Ministers have confirmed that opioid-based medicines may be covered by the new offence, even if they have been prescribed by a doctor and the recommended dose is taken.
The Government is introducing the new law amid growing concerns about drug-users behind the wheel.
If successful, it will make it easier for police to take action by making it an offence for motorists to drive with controlled drugs in their body.
Ministers have insisted that they are targeting those who use the road after using Class-A drugs, such as heroin and cocaine. However, critics have complained that the measures could hit innocent motorists who take legitimate painkillers to ease often chronic conditions.

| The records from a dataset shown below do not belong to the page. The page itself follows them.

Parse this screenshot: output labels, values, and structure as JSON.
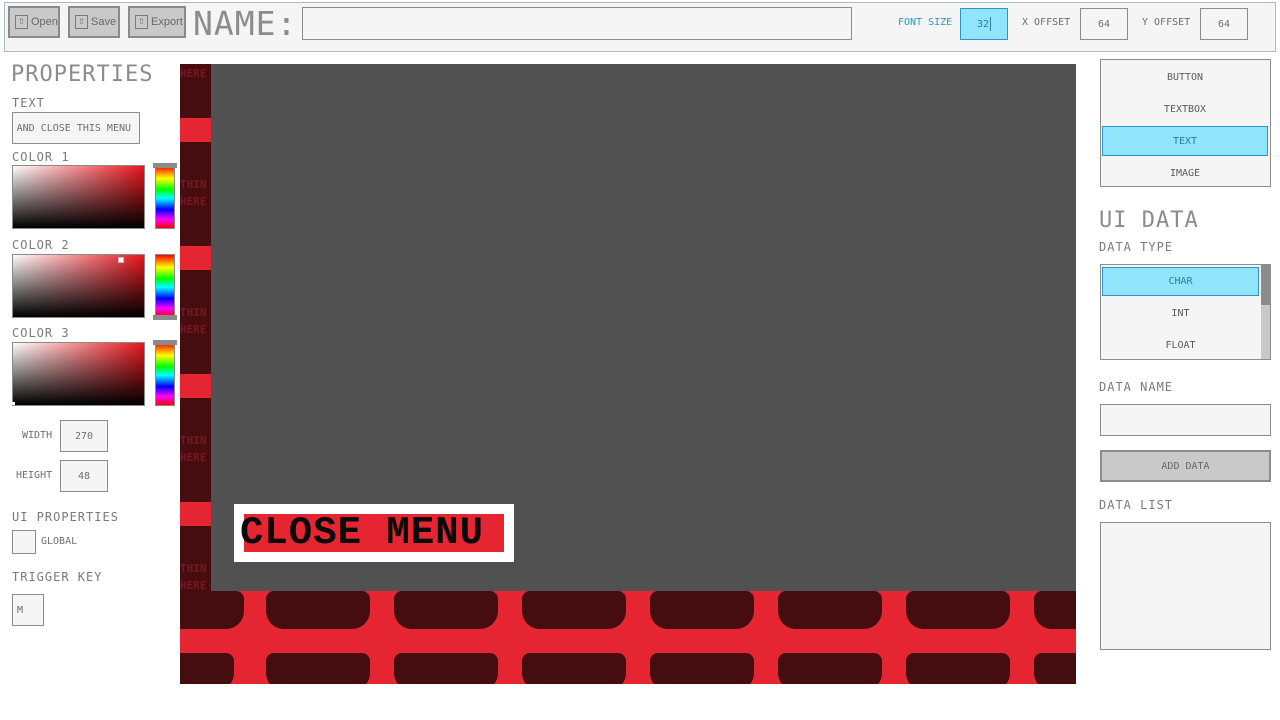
{
  "toolbar": {
    "open_label": "Open",
    "save_label": "Save",
    "export_label": "Export",
    "name_label": "NAME:",
    "name_value": "",
    "font_size_label": "FONT SIZE",
    "font_size_value": "32",
    "x_offset_label": "X OFFSET",
    "x_offset_value": "64",
    "y_offset_label": "Y OFFSET",
    "y_offset_value": "64"
  },
  "properties": {
    "title": "PROPERTIES",
    "text_label": "TEXT",
    "text_value": "AND CLOSE THIS MENU",
    "color1_label": "COLOR 1",
    "color2_label": "COLOR 2",
    "color3_label": "COLOR 3",
    "picker_hue": "#e8141c",
    "width_label": "WIDTH",
    "width_value": "270",
    "height_label": "HEIGHT",
    "height_value": "48",
    "ui_properties_label": "UI PROPERTIES",
    "global_label": "GLOBAL",
    "global_checked": false,
    "trigger_key_label": "TRIGGER KEY",
    "trigger_key_value": "M"
  },
  "canvas": {
    "bg_text_top": "HERE",
    "bg_text_1": "THIN",
    "bg_text_2": "HERE",
    "element_text": "CLOSE MENU",
    "accent_red": "#e52632",
    "dark_red": "#450d10",
    "gray": "#515151"
  },
  "element_types": {
    "items": [
      "BUTTON",
      "TEXTBOX",
      "TEXT",
      "IMAGE"
    ],
    "selected": "TEXT"
  },
  "ui_data": {
    "title": "UI DATA",
    "data_type_label": "DATA TYPE",
    "data_types": [
      "CHAR",
      "INT",
      "FLOAT"
    ],
    "selected_type": "CHAR",
    "data_name_label": "DATA NAME",
    "data_name_value": "",
    "add_data_label": "ADD DATA",
    "data_list_label": "DATA LIST"
  },
  "theme": {
    "selection_fill": "#90e5fb",
    "selection_border": "#2c97c5"
  }
}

The British Medical Association warned that ‘blanket bans’ on motorists driving after taking prescription medicine could ‘meet considerable legal challenge unless there is clear evidence that links exposure to known levels of driving impairment, as is the case with alcohol.’

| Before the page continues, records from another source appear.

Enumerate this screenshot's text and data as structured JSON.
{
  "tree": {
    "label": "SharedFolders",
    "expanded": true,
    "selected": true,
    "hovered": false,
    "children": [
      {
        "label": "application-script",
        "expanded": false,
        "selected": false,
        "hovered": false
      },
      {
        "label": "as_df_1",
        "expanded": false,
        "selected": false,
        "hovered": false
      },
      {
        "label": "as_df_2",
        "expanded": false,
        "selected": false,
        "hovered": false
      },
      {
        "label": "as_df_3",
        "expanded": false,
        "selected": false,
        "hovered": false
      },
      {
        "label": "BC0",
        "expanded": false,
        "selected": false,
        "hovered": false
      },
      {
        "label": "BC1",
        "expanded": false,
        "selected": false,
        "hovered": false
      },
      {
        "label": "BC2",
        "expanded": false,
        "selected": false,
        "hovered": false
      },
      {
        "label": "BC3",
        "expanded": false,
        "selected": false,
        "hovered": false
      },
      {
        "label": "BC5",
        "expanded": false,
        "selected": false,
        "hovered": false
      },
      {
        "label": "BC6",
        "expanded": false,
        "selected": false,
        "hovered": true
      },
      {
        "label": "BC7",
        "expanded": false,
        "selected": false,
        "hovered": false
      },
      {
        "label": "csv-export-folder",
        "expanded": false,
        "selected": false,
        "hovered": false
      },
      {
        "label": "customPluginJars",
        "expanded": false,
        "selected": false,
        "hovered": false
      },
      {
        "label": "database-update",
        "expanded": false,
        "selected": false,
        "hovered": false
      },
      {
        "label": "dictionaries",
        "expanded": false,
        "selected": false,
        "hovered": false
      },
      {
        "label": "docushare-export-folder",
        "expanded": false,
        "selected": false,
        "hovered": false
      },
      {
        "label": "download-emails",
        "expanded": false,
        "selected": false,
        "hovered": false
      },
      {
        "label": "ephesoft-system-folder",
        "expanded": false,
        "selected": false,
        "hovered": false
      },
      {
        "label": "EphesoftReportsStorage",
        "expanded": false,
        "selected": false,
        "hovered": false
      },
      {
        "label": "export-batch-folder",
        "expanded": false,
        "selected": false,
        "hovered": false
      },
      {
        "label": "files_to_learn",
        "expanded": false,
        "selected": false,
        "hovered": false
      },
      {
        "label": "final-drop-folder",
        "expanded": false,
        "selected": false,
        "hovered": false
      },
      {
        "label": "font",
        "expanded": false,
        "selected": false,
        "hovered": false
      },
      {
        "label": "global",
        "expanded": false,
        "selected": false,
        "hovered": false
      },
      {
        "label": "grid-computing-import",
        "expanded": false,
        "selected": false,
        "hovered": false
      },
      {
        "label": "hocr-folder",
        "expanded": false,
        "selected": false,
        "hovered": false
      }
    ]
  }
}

Baroness Hamwee, a Liberal Democrat peer, complained that the proposals could punish motorists who took their prescribed medication at the doses recommended by their doctor: ‘If the drug driving limit is set at zero, this will disqualify thousands of people taking very common medicines’.
Dr Beverly Collett, chair of the Chronic Pain Policy Coalition, welcomed the move to criminalise driving while intoxicated by recreational drugs, but added: ‘Opioids and other medications are taken by people living in pain and pain itself can cause cognitive impairment.’
The Transport Research Laboratory has estimated that drugs are a key factor in nearly a quarter of fatal road accidents.
A 2009 study funded by the Government found that one in 10 young motorists admitted to driving after taking illegal drugs.
Department for Transport officials insisted the existing legislation on driving while impaired by drugs covered both illegal and prescribed substances. Mike Penning, Transport Minister, said the new offence allowed motorists a statutory defence where they had taken medicines containing specified controlled drugs in accordance with medical advice, although they could have go to before a court to plead.